The results were compared with those obtained with API yeast
identification kits. The accuracy of identification and the turnaround
time were equivalent for each method, and our cultural method was less expensive.
Identification to the species level
of yeasts isolated from clinical specimens is often problematic for
diagnostic laboratories, but it has become increasingly necessary.
Greater numbers of immunosuppressed patients, a widening range of
recognized pathogens, and the discovery of resistance to antifungal
drugs mean that the common practice of identification or exclusion of
Candida albicans alone is no longer adequate.
Reference procedures that use biochemical, morphological, and
temperature studies (4) are often not practicable for the clinical laboratory because they are labor-intensive and run over several weeks. Packaged kit systems are widely used, but they are
expensive and are limited by the sizes of their databases, while
automated systems have many of the same limitations.
With the favorable evaluation of CHROMagar Candida (CMA; CHROMagar
Company, Paris, France) (5, 10), we attempted to devise a
simple, rapid scheme for the routine identification of clinically important yeasts and also investigated whether it was possible to
extend the range of usefulness of the medium. We used colony appearance
on CMA in combination with morphology on corn meal-Tween 80 agar (CTA;
Oxoid, Basingstoke, United Kingdom) and compared our identifications
with the results obtained with the API 20C AUX or API 32C system.

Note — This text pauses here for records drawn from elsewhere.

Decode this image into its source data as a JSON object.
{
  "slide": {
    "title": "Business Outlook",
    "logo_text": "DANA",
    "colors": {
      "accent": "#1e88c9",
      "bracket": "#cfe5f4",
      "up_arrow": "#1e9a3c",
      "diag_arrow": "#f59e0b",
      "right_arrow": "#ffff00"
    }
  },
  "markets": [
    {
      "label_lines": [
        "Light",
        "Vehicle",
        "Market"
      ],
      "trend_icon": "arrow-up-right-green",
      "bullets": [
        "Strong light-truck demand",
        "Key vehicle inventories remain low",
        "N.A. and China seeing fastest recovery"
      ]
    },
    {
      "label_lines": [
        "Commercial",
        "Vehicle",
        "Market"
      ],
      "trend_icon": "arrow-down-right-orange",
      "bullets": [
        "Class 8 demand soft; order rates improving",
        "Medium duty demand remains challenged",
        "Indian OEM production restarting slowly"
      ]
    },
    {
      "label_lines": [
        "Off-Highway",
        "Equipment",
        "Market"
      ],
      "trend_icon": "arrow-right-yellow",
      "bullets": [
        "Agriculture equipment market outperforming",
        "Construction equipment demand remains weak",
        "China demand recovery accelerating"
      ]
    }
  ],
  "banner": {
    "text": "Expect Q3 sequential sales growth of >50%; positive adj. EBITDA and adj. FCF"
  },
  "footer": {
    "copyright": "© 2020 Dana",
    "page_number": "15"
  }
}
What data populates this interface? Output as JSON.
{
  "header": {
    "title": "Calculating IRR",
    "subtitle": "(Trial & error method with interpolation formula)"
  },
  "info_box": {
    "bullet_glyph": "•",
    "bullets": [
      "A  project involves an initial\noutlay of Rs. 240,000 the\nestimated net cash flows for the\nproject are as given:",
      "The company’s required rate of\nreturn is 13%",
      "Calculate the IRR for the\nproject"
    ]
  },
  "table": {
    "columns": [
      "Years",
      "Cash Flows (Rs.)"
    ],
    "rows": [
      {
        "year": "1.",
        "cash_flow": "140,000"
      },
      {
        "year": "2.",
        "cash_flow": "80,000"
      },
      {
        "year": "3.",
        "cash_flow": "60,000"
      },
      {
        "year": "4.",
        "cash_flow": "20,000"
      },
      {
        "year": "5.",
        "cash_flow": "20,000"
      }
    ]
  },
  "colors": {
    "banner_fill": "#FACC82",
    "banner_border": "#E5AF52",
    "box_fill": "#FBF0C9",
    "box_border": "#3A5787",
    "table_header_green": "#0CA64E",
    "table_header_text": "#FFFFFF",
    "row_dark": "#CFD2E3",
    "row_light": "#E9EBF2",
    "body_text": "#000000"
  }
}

A total of 352 yeast isolates and 1 isolate of the
achlorophyllous alga Prototheca wickerhamii, which has
yeast-like morphology on routine isolation media, were collected from
clinical specimens sent to our laboratory. Also included was an isolate
of the newly described yeast Candida dubliniensis, which we
had received as a specimen for identification in the Royal College of
Pathologists of Australasia's Quality Assurance Program.
Isolates were subcultured onto Sabouraud dextrose agar (Oxoid) and were
incubated at 30°C for 48 h. Single colonies were suspended in
sterile distilled water, and then the turbidity was adjusted to a
McFarland no. standard 2 with a spectrophotometer (Densimat; Biomerieux) for inoculation of API 20C AUX strips. These were incubated
at 30°C in air for 24 to 72 h. One loopful of the suspension was
streaked onto a 65-mm-diameter CMA plate to give isolated colonies. A
CTA plate was inoculated by the Dalmau method with yeasts from the same
colony from which the suspension had been prepared for examination of
morphology, including chlamydospore formation.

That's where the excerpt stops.